Diffusion is more than just speed. Early benchmarks show it better at reasoning ...

martincsweiss · 2025-05-22T01:35:22 1747877722

This is a super interesting claim - can you point to these benchmarks?

cubefox · 2025-05-22T02:02:30 1747879350

https://deepmind.google/models/gemini-diffusion/#benchmarks

> Gemini Diffusion’s external benchmark performance is comparable to much larger models, whilst also being faster.

That doesn't necessarily mean that they scale as well as autoregressive models.

jimmyl02 · 2025-05-22T03:17:10 1747883830

I think there is no way to tell and we can only see with more research and time. One nuanced part that might not be clear is the transformer was a huge part of what made traditional LLMs scale.

With the diffusion transformer and newer architectures, it might be possible that transformers can now be applied to diffusion. Diffusion also has the benefit of being able to "think" with the amount of diffusion steps instead of having to output tokens and then reasoning about them.

I think it's hard to tell exactly where we are headed but it's an interesting research direction especially now that it's somewhat more validated by Google.

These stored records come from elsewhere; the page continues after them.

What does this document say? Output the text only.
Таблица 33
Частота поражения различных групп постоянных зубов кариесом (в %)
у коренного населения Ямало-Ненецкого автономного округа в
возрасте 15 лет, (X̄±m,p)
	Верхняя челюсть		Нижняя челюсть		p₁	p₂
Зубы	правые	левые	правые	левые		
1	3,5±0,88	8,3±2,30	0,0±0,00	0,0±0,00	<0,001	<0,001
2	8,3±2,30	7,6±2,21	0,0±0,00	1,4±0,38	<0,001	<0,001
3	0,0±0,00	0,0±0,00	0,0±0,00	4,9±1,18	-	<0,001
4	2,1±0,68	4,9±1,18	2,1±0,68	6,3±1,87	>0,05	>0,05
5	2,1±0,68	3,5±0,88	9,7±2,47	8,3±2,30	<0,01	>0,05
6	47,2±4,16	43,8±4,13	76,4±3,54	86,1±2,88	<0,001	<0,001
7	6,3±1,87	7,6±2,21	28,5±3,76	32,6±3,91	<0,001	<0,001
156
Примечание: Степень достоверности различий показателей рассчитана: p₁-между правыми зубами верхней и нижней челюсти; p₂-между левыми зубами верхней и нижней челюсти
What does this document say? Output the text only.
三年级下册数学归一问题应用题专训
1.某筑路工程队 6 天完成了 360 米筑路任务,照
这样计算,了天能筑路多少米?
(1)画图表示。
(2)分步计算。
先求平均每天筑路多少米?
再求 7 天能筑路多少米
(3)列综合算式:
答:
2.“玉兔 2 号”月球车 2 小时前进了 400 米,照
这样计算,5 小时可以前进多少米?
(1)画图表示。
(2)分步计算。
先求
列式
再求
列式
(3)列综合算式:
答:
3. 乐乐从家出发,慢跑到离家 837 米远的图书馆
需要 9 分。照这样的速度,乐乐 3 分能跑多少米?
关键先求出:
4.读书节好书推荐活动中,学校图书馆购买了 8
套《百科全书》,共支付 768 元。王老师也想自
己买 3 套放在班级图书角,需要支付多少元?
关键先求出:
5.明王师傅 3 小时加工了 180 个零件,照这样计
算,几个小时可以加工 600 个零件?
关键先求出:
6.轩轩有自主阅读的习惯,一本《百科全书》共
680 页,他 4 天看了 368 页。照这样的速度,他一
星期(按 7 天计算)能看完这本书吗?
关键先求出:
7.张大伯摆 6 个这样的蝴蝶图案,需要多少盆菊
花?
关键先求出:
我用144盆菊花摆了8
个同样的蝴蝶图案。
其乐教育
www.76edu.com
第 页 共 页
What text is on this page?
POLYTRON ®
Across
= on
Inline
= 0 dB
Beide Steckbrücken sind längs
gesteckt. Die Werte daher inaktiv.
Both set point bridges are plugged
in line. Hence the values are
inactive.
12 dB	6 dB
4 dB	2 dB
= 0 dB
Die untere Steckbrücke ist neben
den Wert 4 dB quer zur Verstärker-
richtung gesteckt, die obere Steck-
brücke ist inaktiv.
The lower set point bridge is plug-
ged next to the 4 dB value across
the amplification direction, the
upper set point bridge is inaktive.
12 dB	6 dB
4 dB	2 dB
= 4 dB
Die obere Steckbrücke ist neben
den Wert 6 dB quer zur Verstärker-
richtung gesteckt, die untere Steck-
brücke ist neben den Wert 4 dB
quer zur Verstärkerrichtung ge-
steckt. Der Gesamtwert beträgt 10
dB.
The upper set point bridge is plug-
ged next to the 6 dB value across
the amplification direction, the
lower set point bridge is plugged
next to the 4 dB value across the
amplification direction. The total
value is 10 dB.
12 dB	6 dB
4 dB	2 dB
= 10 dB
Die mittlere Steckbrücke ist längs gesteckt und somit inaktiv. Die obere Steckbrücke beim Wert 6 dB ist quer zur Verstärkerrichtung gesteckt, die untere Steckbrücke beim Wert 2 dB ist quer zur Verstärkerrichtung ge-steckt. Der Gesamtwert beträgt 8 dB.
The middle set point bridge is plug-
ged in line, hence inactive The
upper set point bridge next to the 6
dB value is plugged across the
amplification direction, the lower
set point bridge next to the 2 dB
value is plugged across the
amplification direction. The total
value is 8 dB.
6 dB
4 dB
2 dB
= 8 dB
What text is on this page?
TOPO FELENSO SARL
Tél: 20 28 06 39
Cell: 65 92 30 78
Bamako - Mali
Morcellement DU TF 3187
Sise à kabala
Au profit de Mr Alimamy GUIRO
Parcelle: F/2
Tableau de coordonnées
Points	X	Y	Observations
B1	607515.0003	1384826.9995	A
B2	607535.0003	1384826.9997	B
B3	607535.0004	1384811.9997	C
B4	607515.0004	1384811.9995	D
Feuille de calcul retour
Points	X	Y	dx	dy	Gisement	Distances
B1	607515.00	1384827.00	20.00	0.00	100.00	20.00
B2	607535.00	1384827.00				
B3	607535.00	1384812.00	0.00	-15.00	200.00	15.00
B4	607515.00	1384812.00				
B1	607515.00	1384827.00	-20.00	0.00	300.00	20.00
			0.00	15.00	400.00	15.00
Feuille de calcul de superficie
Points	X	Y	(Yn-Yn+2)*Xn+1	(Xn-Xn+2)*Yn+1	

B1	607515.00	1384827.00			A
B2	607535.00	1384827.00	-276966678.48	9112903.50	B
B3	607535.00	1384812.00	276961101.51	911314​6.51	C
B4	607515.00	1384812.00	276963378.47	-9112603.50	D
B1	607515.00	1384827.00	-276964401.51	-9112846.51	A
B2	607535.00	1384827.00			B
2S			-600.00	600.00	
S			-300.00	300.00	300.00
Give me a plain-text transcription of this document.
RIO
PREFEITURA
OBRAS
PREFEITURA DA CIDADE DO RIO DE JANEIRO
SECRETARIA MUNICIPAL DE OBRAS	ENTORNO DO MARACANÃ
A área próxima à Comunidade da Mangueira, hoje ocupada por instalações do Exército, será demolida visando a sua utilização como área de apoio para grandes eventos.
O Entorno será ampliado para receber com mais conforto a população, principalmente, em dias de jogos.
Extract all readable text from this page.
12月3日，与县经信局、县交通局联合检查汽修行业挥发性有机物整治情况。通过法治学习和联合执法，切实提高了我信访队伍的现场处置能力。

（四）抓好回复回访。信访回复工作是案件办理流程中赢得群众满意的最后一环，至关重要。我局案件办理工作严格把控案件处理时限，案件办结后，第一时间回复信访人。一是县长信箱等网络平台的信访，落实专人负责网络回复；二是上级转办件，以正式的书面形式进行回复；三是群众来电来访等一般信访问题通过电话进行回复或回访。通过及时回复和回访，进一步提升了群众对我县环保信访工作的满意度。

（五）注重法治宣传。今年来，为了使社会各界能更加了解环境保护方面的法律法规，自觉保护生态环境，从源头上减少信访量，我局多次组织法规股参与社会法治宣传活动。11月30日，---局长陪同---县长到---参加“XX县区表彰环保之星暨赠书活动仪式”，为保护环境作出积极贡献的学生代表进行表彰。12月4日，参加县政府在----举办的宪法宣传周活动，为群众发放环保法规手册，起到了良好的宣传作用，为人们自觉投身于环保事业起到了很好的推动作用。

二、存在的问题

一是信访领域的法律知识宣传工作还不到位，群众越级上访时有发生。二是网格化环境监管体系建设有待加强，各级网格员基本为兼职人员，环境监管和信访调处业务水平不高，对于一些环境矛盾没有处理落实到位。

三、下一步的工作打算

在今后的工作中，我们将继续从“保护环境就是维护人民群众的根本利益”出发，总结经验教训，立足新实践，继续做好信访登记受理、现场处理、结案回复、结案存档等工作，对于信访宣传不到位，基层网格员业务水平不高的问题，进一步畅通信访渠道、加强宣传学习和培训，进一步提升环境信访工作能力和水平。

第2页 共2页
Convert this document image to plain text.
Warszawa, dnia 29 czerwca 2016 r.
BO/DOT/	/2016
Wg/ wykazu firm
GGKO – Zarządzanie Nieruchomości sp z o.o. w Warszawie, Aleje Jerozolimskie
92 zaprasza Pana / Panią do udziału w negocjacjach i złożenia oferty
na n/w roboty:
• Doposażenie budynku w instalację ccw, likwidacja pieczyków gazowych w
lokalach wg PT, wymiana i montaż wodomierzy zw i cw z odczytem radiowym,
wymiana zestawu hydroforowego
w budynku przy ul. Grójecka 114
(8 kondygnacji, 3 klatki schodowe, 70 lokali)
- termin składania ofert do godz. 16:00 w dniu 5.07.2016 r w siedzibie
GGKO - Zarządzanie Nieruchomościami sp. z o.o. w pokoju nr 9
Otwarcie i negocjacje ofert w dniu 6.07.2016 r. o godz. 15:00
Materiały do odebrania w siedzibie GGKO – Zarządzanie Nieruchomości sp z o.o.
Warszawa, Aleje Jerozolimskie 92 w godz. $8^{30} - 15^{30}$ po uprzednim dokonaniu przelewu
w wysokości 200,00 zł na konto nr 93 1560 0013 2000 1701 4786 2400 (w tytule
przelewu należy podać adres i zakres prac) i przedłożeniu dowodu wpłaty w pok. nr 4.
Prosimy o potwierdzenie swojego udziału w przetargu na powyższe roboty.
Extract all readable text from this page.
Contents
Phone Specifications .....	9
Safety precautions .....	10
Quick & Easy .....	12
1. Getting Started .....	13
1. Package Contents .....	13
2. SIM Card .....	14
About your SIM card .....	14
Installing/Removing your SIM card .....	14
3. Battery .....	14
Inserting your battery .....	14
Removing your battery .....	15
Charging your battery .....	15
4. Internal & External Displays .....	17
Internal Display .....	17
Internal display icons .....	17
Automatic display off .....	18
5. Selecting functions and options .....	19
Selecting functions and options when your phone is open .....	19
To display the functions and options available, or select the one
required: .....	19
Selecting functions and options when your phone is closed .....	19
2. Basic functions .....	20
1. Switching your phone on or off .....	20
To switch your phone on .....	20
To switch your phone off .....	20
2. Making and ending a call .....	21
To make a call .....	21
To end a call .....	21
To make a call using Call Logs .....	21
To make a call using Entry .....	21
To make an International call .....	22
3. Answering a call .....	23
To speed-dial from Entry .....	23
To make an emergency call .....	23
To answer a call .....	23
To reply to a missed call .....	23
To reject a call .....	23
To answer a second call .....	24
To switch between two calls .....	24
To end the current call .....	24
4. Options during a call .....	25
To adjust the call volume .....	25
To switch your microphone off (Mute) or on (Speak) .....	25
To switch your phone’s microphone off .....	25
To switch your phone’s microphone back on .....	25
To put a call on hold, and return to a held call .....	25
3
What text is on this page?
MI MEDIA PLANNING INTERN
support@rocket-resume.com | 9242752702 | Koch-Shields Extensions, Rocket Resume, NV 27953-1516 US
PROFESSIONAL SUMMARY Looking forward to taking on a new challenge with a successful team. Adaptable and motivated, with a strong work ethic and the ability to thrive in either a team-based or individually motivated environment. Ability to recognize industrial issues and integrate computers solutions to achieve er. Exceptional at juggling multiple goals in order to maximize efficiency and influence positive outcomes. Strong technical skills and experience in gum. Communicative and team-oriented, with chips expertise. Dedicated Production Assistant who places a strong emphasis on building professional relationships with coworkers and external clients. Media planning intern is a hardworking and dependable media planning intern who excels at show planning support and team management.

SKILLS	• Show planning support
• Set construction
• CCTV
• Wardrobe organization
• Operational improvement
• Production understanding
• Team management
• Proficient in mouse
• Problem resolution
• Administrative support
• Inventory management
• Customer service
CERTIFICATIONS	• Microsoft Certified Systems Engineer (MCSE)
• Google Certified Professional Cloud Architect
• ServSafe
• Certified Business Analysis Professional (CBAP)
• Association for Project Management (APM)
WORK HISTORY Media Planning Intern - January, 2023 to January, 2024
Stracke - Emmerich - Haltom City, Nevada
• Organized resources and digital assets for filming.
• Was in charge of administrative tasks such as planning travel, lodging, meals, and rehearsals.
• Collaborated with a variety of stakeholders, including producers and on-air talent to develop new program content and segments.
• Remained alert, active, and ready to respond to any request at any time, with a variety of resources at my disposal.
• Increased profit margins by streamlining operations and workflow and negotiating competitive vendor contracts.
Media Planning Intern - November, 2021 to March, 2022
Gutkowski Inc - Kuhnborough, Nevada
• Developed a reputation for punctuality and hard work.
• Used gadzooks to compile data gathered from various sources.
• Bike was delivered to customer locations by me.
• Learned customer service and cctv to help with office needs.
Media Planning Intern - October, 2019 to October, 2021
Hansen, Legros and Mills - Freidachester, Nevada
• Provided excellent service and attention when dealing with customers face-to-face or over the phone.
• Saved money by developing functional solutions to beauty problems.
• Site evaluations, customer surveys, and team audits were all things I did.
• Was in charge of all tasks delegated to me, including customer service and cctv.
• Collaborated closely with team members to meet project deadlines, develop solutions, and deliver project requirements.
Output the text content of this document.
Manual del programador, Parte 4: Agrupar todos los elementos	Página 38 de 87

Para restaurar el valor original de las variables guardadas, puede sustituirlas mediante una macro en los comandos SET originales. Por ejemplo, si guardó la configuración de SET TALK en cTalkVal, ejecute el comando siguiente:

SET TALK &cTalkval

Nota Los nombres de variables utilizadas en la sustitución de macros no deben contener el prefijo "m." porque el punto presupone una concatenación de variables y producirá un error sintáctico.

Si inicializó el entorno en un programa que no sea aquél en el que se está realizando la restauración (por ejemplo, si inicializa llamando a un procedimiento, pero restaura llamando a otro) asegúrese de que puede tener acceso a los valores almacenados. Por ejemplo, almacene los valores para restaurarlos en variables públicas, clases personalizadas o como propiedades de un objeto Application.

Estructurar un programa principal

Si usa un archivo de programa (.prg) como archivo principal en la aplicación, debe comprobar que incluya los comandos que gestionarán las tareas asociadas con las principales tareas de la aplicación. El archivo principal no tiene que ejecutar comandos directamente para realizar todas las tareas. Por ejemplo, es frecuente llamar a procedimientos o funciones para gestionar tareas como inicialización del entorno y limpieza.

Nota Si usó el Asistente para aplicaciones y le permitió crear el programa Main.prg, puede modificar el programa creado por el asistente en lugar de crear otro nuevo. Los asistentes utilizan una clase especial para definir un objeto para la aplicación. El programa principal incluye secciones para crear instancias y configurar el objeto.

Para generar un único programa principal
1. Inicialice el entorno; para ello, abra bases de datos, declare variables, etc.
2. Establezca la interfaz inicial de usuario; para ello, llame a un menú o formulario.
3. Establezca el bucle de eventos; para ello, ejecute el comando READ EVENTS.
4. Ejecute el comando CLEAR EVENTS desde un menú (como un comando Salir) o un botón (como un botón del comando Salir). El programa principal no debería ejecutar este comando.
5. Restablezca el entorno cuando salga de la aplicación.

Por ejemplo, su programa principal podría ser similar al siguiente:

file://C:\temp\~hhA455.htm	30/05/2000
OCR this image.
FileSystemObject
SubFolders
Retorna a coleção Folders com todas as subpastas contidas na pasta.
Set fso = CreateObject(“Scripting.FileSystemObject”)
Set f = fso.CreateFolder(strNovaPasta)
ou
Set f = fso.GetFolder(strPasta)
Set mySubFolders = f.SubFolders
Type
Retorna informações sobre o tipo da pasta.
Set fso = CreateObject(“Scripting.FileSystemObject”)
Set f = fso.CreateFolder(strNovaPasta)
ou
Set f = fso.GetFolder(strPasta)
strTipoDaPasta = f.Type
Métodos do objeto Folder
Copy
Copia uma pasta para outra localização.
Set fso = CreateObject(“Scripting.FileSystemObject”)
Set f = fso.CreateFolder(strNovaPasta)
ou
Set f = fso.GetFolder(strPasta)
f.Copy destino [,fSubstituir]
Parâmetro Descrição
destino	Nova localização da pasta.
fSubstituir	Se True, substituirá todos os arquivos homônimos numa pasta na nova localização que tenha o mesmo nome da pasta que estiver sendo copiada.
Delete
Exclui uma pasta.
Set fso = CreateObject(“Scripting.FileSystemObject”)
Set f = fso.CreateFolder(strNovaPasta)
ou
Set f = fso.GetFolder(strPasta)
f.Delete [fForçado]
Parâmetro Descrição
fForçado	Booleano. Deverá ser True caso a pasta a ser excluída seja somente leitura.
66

mdp2021 · 2025-05-22T02:15:32 1747880132

Try this one:

# d1: Scaling Reasoning in Diffusion Large Language Models via Reinforcement Learning

https://dllm-reasoning.github.io/

mountainriver · 2025-05-22T04:07:01 1747886821

https://github.com/HKUNLP/diffusion-vs-ar

mdp2021 · 2025-05-22T04:22:17 1747887737

I.e.: https://arxiv.org/html/2410.14157v3

# Beyond Autoregression: Discrete Diffusion for Complex Reasoning and Planning

hansvm · 2025-05-22T03:33:43 1747884823

AR doesn't inhibit long planning processes, but some popular, modern instantiations of AR have that flaw. AR in general is critical for learning the right distribution.

mdp2021 · 2025-05-22T04:18:18 1747887498

> AR in general is critical for learning the right distribution

Could you please clarify that?

hansvm · 2025-05-22T05:38:44 1747892324

Assuming your goal is mimicking the training data, you need some mechanism for drawing from the same distribution. AR happens to provide that -- it's a particular factorization of conditional probabilities which yields the same distribution you started with, and it's one you're able to replicate in your training data.

AR is not the only possible solution, but many other techniques floating around do not have that property of actually learning the right thing. Moreover, since the proposed limitation (not being able to think a long time about your response before continuing) is a byproduct of current architectures rather than a fundamental flaw with AR, it's not as obvious as it might seem that you'd want to axe the technique.

vessenes · 2025-05-22T02:01:23 1747879283

A claim I believe (or want to) but can you point to any papers about this? I haven’t seen any papers at all or demos showing a revise diffusion text step. I’d reallly like to use one though.